Comparison of empiric versus individualized levothyroxine (LT4) dose adjustment in hypothyroid women during pregnancy: interim data analysis

Program: Abstracts - Orals, Featured Poster Presentations, and Posters
Session: MON 437-470-Non-neoplastic Thyroid Disorders
Basic/Clinical
Monday, June 17, 2013: 1:45 PM-3:45 PM
Expo Halls ABC (Moscone Center)

Poster Board MON-439
Geanina Popoveniuc*1, Kenneth Burman2, Jacqueline Jonklaas3, Uha Prabhakar Reddy4 and Shannon Danielle Sullivan2
1Georgetown University Hospital, Washington, DC, 2MedStar Washington Hospital Center, Washington, DC, 3Georgetown Univ Med Ctr, Washington, DC, 4Georgetown University, Washington, DC
Intro: Maternal hypothyroidism is associated with adverse maternal and fetal pregnancy outcomes, thus among women dependent on LT4 replacement, precise regulation of maternal TSH is crucial for achieving optimal pregnancy outcomes.  In general, LT4 requirements increase during pregnancy due to increased maternal and fetal demand, however, there are no established standards for monitoring and adjusting LT4 therapy in hypothyroid women during pregnancy.

Methods: We designed a prospective, randomized study comparing 2 methods of LT4 dose adjustment in hypothyroid women during pregnancy for efficacy in maintaining goal TSH. Women age 18-45 with hypothyroidism of any etiology, who achieve pregnancy naturally, have pre-pregnancy TSH≤ 4.5 mIU/L and are ≤10 weeks’ gestation are eligible.  Subjects are randomized to either Group 1) empiric LT4 dose adjustment, in which LT4 dose is increased by 2 pills/week at enrollment followed by adjustments by #pills/week, or Group 2) individualized LT4 dose adjustment based on TSH at enrollment, followed by adjustments by #mcg/day.

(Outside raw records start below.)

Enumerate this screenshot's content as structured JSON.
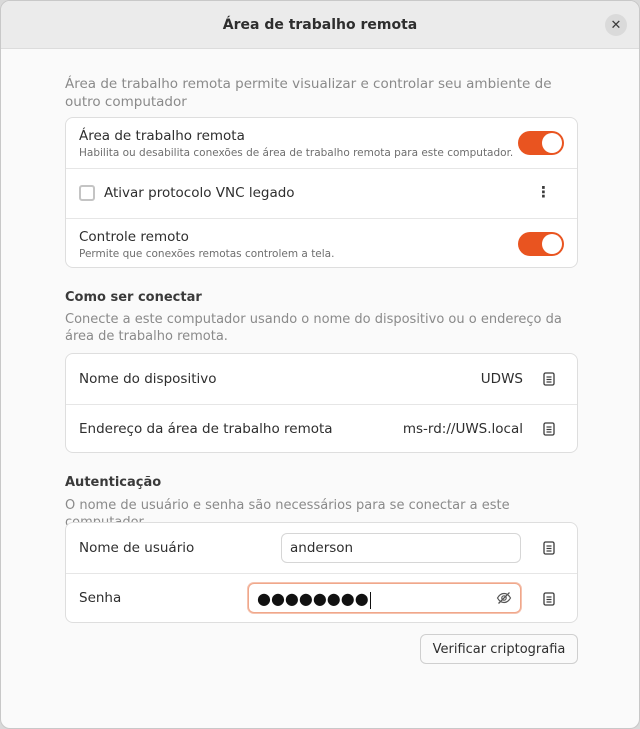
{
  "window": {
    "title": "Área de trabalho remota"
  },
  "intro": "Área de trabalho remota permite visualizar e controlar seu ambiente de outro computador",
  "settings": {
    "remote_desktop": {
      "title": "Área de trabalho remota",
      "subtitle": "Habilita ou desabilita conexões de área de trabalho remota para este computador.",
      "enabled": true
    },
    "vnc": {
      "label": "Ativar protocolo VNC legado",
      "checked": false,
      "menu_icon": "kebab-menu-icon"
    },
    "remote_control": {
      "title": "Controle remoto",
      "subtitle": "Permite que conexões remotas controlem a tela.",
      "enabled": true
    }
  },
  "connect": {
    "title": "Como ser conectar",
    "description": "Conecte a este computador usando o nome do dispositivo ou o endereço da área de trabalho remota.",
    "device_name_label": "Nome do dispositivo",
    "device_name_value": "UDWS",
    "address_label": "Endereço da área de trabalho remota",
    "address_value": "ms-rd://UWS.local"
  },
  "auth": {
    "title": "Autenticação",
    "description": "O nome de usuário e senha são necessários para se conectar a este computador.",
    "username_label": "Nome de usuário",
    "username_value": "anderson",
    "password_label": "Senha",
    "password_masked": "●●●●●●●●"
  },
  "verify_button": "Verificar criptografia",
  "colors": {
    "accent": "#e95420",
    "focus_border": "#f0a78a"
  }
}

TSH monitoring is performed q2 wks in Trimester (T)1 and T2, and q4 wks in T3. In both groups, LT4 dose is adjusted using algorithms designed to maintain TSH≤2.5 uIU/mL in T1, 0.5-2.5 uIU/mL in T2, and 0.5-3.0 uIU/mL in T3.  Student’s T-tests were performed to examine differences between groups, P<0.05.

Results: To date, 13 women (G1, n = 6; G2, n = 7) have enrolled and 8 (61.5%, G1, n =4; G2, n =4) have completed pregnancy. All pregnancies are singleton except 1 twin pregnancy in G2. Etiology of hypothyroidism is not different between groups (thyroid cancer: G1, n=4, G2, n=3; primary hypothyroidism: G1, n=2; G2, n=3). There are no differences between groups in maternal age (33±3.0 yrs, G1 vs 33±1.7 yrs, G2), week of gestation (7±2 wks, G1 vs 5±1 wks, G2), or LT4 dose (109±36 mcg/day, G1 vs 123±25 mcg/d, G2) at enrollment. TSH at enrollment was lower in G1 (0.43mIU/L±0.4, G1 vs 1.01±0.6, G2, P=0.067), trending toward significance.  There were no differences in free T4 or total T3 (ng/dl) between the groups at enrollment (fT4: 1.5±0.3, G1 vs 1.6±0.2, G2; TT3: 117±21, G1 vs 106±28 ng/dl, G2). TSH throughout the study period was higher in G2 (1.1±1.4 mIU/L, G1 vs 1.7±1.8 mIU/L, G2, P<0.05). % of TSH values outside goal range per participant (22%±21, G1 vs 33%±24, G2) and % of TSH values requiring LT4 dose changes per individual (41.5%±24, G1 vs 46%±14.5, G2) were not statistically different between groups.

Conclusion: Frequent (q2-4 wk) monitoring of thyroid function during pregnancy is crucial to maintain optimal maternal TSH levels.  Our data suggest that empiric and individualized LT4 dose adjustment strategies using algorithms to maintain trimester-specific goal TSH are equally effective in the management of hypothyroid women during pregnancy.